I had to convert your zoo object to a ts object with frequency 4 in order to use StructTS. You may want to change the fitted values back to zoo again.
In this case, I think you want a seasonality correction in the ARIMA model. There's not enough date here to fit the seasonal model, but this should get you started.
library(zoo)
start <- as.POSIXct("2010-01-01")
freq <- as.difftime(6, units = "hours")
dayvals <- (1:4)*10
timevals <- c(3, 1, 2, 4)
index <- seq(from = start, by = freq, length.out = 16)
obs <- (rep(dayvals, each = 4) + rep(timevals, times = 4))
myzoo <- myzoo.orig <- zoo(obs, index)
myzoo[10] <- NA
myzoo.fixed <- na.locf(myzoo)
myarima.resid <- arima(myzoo.fixed, order = c(3, 0, 3), seasonal = list(order = c(0, 0, 0), period = 4))$residuals
myzoo.reallyfixed <- myzoo.fixed
myzoo.reallyfixed[10] <- myzoo.fixed[10] + myarima.resid[10]
plot(myzoo.reallyfixed)
points(myzoo.orig)
In my tests the ARMA(3, 3) is really close, but that's just luck. With a longer time series you should be able to calibrate the seasonal correction to give you good predictions. It would be helpful to have a good prior on what the underlying mechanisms for both the signal and the seasonal correction to get better out of sample performance.
forecast::na.interp is a good approach. From the documentation
Uses linear interpolation for non-seasonal series and a periodic stl decomposition with seasonal series to replace missing values.
library(forecast)
fit <- na.interp(myzoo)
fit[10] # 32.5, vs. 31.0 actual and 32.0 from Rob Hyndman's answer
This paper evaluates several interpolation methods against real time series, and finds that na.interp is both accurate and efficient:
From the R implementations tested in this paper, na.interp from the forecast package and na.StructTS from the zoo package showed the best overall results.
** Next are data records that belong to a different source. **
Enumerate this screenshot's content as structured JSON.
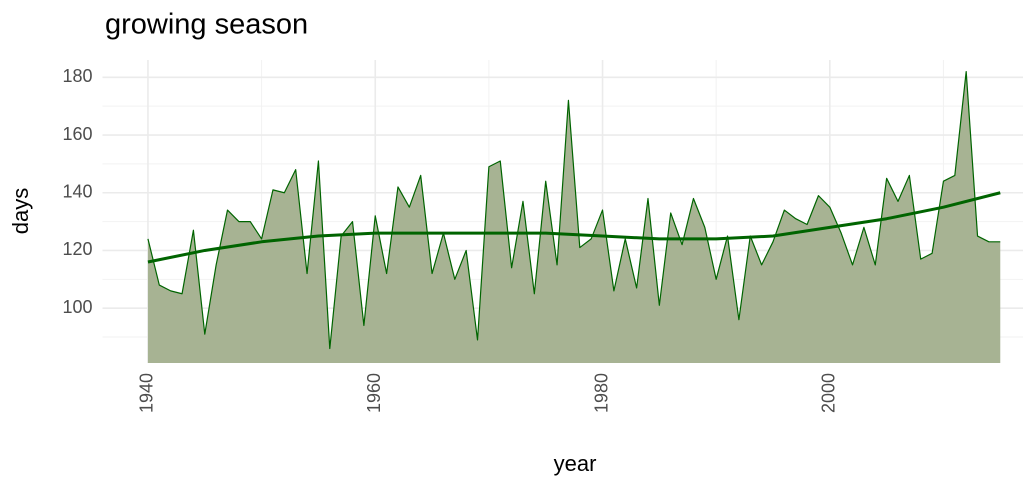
{
  "chart_data": {
    "type": "area",
    "title": "growing season",
    "x_label": "year",
    "y_label": "days",
    "x": [
      1940,
      1941,
      1942,
      1943,
      1944,
      1945,
      1946,
      1947,
      1948,
      1949,
      1950,
      1951,
      1952,
      1953,
      1954,
      1955,
      1956,
      1957,
      1958,
      1959,
      1960,
      1961,
      1962,
      1963,
      1964,
      1965,
      1966,
      1967,
      1968,
      1969,
      1970,
      1971,
      1972,
      1973,
      1974,
      1975,
      1976,
      1977,
      1978,
      1979,
      1980,
      1981,
      1982,
      1983,
      1984,
      1985,
      1986,
      1987,
      1988,
      1989,
      1990,
      1991,
      1992,
      1993,
      1994,
      1995,
      1996,
      1997,
      1998,
      1999,
      2000,
      2001,
      2002,
      2003,
      2004,
      2005,
      2006,
      2007,
      2008,
      2009,
      2010,
      2011,
      2012,
      2013,
      2014,
      2015
    ],
    "series": [
      {
        "color": "#006400",
        "fill": "#a7b393",
        "values": [
          124,
          108,
          106,
          105,
          127,
          91,
          115,
          134,
          130,
          130,
          124,
          141,
          140,
          148,
          112,
          151,
          86,
          125,
          130,
          94,
          132,
          112,
          142,
          135,
          146,
          112,
          126,
          110,
          120,
          89,
          149,
          151,
          114,
          137,
          105,
          144,
          115,
          172,
          121,
          124,
          134,
          106,
          124,
          107,
          138,
          101,
          133,
          122,
          138,
          128,
          110,
          125,
          96,
          125,
          115,
          123,
          134,
          131,
          129,
          139,
          135,
          126,
          115,
          128,
          115,
          145,
          137,
          146,
          117,
          119,
          144,
          146,
          182,
          125,
          123,
          123
        ]
      },
      {
        "color": "#006400",
        "smooth": true,
        "x": [
          1940,
          1945,
          1950,
          1955,
          1960,
          1965,
          1970,
          1975,
          1980,
          1985,
          1990,
          1995,
          2000,
          2005,
          2010,
          2015
        ],
        "values": [
          116,
          120,
          123,
          125,
          126,
          126,
          126,
          126,
          125,
          124,
          124,
          125,
          128,
          131,
          135,
          140
        ]
      }
    ],
    "xlim": [
      1936,
      2017
    ],
    "xticks": [
      1940,
      1960,
      1980,
      2000
    ],
    "ylim": [
      81,
      186
    ],
    "yticks": [
      100,
      120,
      140,
      160,
      180
    ],
    "grid": true
  }
}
The na.interp function is also not that much slower than
na.approx [the fastest method], so the loess decomposition seems not to be very demanding in terms of computing time.
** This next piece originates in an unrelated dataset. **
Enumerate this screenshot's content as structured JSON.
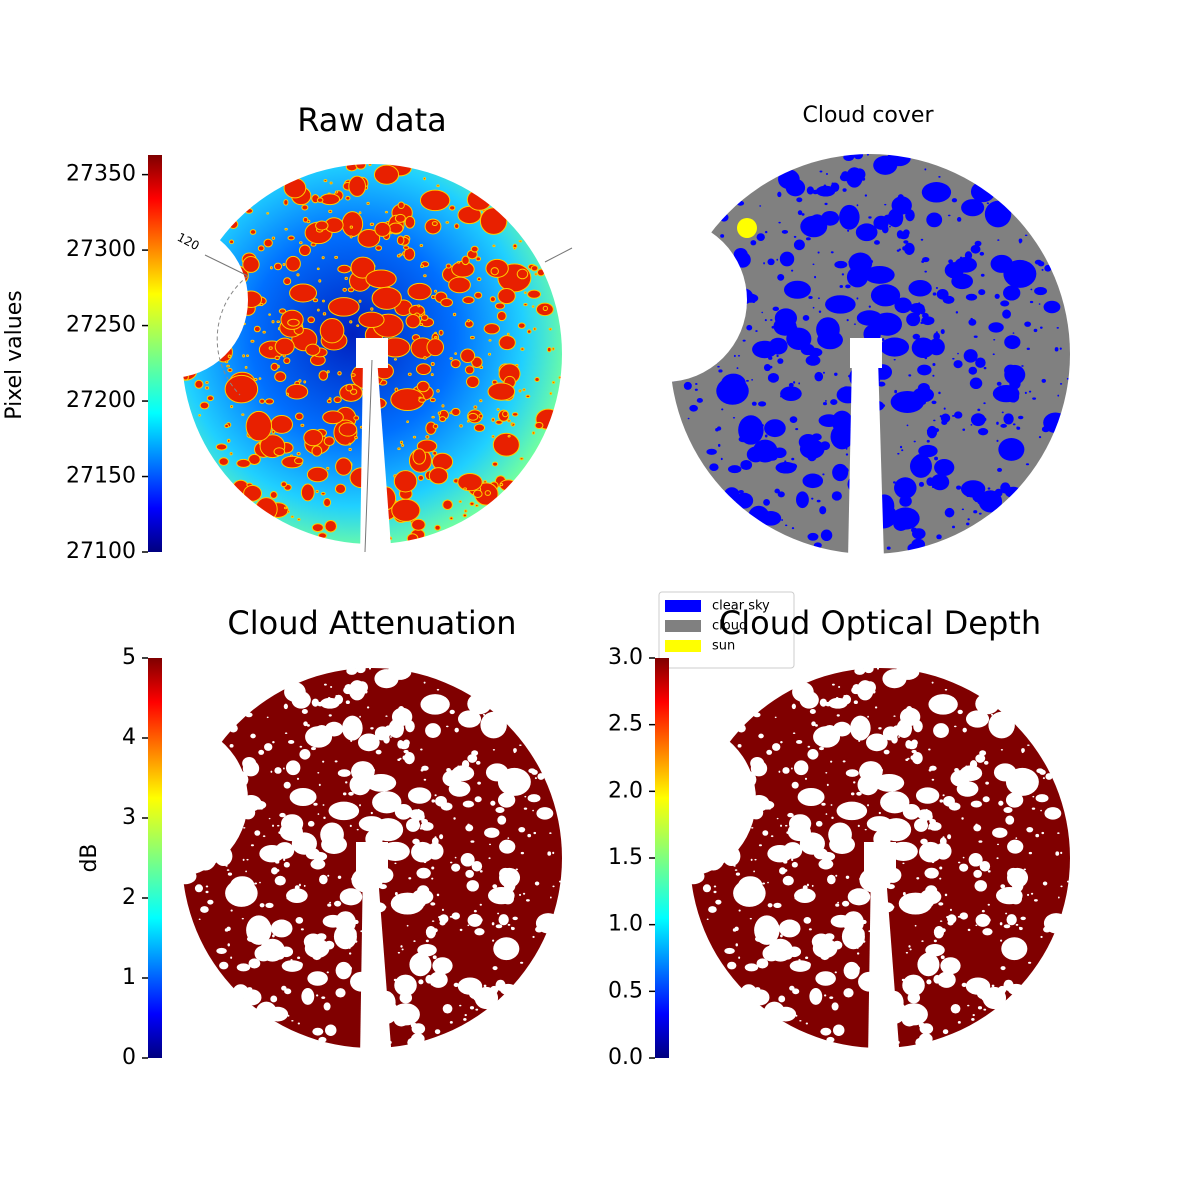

Also worth noting that Rob Hyndman wrote the forecast package, and included na.interp after providing his answer to this question. It's likely that na.interp is an improvement upon this approach, even though it performed worse in this instance (probably due to specifying the period in StructTS, where na.interp figures it out).
Package imputeTS has a method for Kalman Smoothing on the state space representation of an ARIMA model - which might be a good solution for this problem.
library(imputeTS)
na_kalman(myzoo, model = "auto.arima")
Also works directly with zoo time series objects. You could also use your own ARIMA models in this function. If you think you can do better then "auto.arima". This would be done this way:
library(imputeTS)
usermodel <- arima(myts, order = c(1, 0, 1))$model
na_kalman(myts, model = usermodel)
But in this case you have to convert the zoo onject back to ts, since arima() only accepts ts.